Wpis z mikrobloga

#przegryw #depresja #samotnosc #alkoholizm
Gpdzina 2 nad ranem, siedze na dworze, to mnie przerasta,
#!$%@?! ja juz nie moge! troche zimno, jakby ze 3 stopnie
Patrze na niebo, kiedys znajomy powiedzial mi ze niebo umralo
teraz wiem co mial na mysli
W glowie slysze dwa glosy, nowe glosy, nie poznaje ich
To pewnie nowi mieszkancy mojej glowy.
Rozmawiaja o mnie, skad nowi maja dostep do wspomnien?

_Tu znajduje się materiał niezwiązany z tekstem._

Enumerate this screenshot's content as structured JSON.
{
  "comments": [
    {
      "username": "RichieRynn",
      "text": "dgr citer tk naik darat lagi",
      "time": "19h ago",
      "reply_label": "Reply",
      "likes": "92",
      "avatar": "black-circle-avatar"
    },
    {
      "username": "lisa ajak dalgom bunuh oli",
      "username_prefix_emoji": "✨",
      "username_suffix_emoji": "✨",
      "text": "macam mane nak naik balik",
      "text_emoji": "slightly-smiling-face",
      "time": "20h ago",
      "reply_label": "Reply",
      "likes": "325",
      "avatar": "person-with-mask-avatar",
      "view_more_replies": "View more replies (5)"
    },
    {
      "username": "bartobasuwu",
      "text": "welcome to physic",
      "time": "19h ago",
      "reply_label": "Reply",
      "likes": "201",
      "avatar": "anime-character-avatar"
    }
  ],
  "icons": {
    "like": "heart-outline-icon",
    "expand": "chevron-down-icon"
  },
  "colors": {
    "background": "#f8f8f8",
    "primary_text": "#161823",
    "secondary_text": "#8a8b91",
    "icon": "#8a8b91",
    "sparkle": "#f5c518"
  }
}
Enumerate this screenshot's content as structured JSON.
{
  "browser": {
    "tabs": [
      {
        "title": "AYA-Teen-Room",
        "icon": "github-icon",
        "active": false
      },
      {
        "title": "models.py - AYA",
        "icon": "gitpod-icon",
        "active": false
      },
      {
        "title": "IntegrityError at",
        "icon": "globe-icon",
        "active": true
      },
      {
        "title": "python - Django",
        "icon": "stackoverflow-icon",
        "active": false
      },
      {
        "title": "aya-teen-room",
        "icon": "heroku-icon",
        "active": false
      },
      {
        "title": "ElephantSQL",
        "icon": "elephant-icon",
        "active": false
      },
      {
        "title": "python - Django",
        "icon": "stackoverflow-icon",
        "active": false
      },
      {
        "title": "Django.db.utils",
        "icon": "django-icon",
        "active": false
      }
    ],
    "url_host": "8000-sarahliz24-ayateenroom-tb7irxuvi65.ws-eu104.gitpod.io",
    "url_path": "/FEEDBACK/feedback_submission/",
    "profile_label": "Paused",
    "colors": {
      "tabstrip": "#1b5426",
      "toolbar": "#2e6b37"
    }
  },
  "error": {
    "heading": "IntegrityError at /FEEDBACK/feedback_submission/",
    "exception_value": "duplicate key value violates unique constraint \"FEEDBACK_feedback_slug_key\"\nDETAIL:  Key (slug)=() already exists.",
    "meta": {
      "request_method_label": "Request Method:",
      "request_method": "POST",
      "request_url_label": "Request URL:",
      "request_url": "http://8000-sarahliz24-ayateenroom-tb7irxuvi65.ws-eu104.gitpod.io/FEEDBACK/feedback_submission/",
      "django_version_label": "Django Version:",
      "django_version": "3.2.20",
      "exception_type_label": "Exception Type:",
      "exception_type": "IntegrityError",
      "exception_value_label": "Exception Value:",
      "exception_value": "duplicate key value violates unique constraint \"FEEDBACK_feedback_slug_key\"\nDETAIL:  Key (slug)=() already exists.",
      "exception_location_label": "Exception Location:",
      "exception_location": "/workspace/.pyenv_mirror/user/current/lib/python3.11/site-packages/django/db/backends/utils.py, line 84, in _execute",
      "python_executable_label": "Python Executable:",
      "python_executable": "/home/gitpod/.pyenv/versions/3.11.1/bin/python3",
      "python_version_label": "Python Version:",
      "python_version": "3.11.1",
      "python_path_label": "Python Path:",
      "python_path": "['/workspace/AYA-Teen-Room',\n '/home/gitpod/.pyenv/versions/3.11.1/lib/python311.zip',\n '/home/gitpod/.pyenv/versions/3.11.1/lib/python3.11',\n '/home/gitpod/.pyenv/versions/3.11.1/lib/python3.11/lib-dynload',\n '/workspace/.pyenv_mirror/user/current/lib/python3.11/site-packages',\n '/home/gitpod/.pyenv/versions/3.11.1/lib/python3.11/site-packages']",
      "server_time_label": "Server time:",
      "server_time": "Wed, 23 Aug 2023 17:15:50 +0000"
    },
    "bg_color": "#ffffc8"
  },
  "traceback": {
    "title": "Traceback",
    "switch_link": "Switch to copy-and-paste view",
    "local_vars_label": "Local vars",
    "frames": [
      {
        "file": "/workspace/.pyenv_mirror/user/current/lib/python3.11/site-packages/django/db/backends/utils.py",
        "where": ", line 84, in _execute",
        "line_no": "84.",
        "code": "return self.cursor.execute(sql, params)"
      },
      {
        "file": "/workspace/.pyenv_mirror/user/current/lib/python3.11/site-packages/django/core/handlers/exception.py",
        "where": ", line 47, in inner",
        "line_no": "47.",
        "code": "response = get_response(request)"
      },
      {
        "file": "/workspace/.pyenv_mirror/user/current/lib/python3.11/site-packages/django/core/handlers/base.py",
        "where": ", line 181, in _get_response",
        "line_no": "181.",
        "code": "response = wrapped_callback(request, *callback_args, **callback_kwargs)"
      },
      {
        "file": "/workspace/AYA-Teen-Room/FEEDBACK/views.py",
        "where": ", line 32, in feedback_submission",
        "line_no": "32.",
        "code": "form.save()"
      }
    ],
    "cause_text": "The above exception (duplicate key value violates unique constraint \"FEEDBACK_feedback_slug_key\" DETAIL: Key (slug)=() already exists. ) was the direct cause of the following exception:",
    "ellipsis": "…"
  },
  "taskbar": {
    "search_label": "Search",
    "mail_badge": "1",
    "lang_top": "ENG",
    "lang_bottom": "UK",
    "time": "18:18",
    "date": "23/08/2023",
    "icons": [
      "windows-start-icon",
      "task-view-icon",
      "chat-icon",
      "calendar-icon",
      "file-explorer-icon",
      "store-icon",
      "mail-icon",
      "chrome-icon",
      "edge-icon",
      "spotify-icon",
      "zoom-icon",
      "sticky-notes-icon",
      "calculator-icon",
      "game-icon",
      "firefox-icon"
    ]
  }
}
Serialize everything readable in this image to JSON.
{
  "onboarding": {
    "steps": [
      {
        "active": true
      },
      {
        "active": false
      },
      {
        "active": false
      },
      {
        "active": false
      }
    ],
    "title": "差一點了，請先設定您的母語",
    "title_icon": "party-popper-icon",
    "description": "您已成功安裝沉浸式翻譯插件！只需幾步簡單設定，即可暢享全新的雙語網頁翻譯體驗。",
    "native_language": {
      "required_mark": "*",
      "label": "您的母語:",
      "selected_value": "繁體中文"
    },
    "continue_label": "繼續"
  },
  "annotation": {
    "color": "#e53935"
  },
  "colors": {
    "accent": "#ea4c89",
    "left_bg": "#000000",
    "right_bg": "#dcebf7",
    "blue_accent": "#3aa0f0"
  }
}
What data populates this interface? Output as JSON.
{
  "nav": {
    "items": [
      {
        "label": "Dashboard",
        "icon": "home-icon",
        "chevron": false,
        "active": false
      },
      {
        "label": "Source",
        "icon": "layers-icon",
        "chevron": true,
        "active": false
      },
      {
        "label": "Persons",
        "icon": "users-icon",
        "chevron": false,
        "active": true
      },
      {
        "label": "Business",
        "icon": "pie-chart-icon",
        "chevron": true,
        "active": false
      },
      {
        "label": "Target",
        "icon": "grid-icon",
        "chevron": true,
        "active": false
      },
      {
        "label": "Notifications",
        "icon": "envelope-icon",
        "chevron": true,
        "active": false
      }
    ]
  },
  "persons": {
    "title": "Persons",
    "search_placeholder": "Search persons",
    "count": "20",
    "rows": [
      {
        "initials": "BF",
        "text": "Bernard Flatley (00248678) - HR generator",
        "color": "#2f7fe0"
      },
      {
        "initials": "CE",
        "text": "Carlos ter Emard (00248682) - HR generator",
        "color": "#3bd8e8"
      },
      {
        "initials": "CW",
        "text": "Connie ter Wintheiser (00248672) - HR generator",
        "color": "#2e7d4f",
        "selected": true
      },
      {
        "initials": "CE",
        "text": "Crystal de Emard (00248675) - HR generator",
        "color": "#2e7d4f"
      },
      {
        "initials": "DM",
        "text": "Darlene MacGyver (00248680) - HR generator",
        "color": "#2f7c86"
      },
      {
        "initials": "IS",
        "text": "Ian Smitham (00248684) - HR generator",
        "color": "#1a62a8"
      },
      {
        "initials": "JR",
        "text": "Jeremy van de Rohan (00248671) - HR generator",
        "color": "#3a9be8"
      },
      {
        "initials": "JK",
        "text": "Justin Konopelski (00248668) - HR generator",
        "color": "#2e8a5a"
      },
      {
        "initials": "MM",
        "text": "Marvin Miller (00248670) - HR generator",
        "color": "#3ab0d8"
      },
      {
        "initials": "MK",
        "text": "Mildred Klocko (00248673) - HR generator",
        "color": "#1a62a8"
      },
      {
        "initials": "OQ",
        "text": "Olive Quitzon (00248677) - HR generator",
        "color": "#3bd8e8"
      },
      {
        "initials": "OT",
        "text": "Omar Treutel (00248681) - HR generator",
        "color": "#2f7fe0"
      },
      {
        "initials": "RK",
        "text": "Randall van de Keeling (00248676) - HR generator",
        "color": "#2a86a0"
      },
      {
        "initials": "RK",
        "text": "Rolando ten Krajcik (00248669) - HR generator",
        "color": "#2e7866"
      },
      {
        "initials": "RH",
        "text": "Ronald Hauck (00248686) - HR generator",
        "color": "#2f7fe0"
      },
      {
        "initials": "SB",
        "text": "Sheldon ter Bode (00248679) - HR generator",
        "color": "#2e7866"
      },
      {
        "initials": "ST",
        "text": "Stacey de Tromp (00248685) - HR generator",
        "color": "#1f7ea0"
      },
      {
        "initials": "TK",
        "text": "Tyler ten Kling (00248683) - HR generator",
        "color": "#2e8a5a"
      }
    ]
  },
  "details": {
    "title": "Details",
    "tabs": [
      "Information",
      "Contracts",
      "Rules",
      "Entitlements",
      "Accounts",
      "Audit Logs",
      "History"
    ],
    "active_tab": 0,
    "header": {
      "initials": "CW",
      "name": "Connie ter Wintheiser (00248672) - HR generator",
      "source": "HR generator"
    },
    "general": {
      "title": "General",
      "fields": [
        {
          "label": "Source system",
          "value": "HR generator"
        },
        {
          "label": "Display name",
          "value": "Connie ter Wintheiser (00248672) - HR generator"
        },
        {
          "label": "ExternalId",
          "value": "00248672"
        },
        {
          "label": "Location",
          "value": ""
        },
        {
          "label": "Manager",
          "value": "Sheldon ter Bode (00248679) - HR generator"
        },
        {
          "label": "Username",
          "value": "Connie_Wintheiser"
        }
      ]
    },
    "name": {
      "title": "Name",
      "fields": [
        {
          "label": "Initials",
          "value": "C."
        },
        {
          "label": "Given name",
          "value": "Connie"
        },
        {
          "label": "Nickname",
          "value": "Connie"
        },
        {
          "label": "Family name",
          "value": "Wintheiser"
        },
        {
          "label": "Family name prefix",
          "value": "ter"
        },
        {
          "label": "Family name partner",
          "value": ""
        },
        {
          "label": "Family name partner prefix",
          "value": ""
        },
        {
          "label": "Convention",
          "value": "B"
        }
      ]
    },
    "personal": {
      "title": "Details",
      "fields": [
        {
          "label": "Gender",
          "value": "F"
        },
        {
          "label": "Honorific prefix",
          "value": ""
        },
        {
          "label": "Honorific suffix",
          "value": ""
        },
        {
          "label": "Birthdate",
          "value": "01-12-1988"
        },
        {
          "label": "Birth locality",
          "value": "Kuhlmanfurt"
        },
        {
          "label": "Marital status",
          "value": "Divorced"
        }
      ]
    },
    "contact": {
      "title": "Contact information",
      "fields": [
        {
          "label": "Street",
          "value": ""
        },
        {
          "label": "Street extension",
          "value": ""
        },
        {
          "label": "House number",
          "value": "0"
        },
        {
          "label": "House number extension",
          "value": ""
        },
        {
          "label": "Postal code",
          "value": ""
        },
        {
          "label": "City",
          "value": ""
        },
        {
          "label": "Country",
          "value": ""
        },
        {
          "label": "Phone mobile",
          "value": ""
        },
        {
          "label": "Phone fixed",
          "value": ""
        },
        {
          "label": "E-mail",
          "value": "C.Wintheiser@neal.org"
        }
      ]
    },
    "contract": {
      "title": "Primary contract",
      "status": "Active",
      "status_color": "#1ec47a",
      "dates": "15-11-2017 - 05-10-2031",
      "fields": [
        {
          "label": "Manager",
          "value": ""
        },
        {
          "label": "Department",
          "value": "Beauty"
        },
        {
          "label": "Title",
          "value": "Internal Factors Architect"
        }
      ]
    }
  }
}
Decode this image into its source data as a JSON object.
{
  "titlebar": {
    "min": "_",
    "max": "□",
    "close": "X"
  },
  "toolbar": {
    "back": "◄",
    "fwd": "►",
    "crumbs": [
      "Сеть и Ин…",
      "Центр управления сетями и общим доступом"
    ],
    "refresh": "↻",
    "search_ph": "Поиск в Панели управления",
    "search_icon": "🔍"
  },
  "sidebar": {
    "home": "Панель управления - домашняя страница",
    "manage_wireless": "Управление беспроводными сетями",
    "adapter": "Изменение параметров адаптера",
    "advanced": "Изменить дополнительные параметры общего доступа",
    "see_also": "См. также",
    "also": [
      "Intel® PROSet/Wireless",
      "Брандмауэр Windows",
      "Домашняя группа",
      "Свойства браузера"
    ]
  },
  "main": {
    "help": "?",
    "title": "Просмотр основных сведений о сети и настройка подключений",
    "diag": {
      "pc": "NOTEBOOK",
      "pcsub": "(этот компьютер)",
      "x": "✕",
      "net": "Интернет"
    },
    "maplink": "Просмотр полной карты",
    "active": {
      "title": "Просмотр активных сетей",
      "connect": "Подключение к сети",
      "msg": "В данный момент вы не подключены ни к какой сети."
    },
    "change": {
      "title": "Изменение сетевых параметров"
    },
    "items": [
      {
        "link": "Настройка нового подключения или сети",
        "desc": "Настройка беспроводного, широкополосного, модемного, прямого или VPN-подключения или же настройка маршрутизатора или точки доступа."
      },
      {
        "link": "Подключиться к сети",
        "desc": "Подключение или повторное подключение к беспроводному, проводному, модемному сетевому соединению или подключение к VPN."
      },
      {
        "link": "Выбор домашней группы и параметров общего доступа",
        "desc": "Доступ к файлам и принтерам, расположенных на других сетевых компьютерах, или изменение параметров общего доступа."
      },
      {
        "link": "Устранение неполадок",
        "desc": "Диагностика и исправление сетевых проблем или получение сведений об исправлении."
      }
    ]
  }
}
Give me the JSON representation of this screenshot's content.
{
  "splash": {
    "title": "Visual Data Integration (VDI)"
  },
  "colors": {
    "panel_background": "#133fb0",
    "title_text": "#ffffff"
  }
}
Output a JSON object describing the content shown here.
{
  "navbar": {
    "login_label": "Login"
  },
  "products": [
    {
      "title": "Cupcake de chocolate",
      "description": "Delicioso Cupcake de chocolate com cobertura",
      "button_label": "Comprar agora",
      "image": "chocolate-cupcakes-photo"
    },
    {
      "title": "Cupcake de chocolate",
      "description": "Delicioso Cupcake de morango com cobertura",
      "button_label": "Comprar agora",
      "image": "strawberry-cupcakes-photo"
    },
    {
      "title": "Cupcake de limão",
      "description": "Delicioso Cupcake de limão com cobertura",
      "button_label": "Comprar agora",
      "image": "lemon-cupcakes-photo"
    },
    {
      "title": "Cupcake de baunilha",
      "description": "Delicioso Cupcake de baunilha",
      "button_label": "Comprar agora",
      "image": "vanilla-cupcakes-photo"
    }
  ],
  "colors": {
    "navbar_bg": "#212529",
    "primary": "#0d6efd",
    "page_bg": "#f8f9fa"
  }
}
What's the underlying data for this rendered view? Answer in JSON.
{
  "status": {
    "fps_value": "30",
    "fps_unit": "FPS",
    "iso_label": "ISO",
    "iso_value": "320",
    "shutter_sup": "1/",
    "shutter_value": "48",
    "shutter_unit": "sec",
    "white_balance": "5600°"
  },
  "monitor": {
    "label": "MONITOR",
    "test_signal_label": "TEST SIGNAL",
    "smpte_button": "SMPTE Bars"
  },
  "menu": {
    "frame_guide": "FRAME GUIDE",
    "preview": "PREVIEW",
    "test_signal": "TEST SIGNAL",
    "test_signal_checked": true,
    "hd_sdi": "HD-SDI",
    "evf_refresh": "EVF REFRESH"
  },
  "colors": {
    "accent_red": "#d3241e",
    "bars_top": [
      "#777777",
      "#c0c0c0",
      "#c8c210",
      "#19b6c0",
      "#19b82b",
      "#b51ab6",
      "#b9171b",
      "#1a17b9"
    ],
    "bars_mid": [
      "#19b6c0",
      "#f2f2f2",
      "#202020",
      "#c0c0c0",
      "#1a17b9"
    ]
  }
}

A no racja, wprowadzili sie na osiedle hipokampa
Glosy chyba robia sobie ze mnie #!$%@?, jeden
mnie zapytal "jak to jest sie dla nikogo nie liczyc?"
drugi ze smiechem odpowiedzial "to proste, jak
Znikniesz, nikt nie zauwazy roznicy" - osz ty!
chwila, Juz poznaje jegomoscia, toz to marazm.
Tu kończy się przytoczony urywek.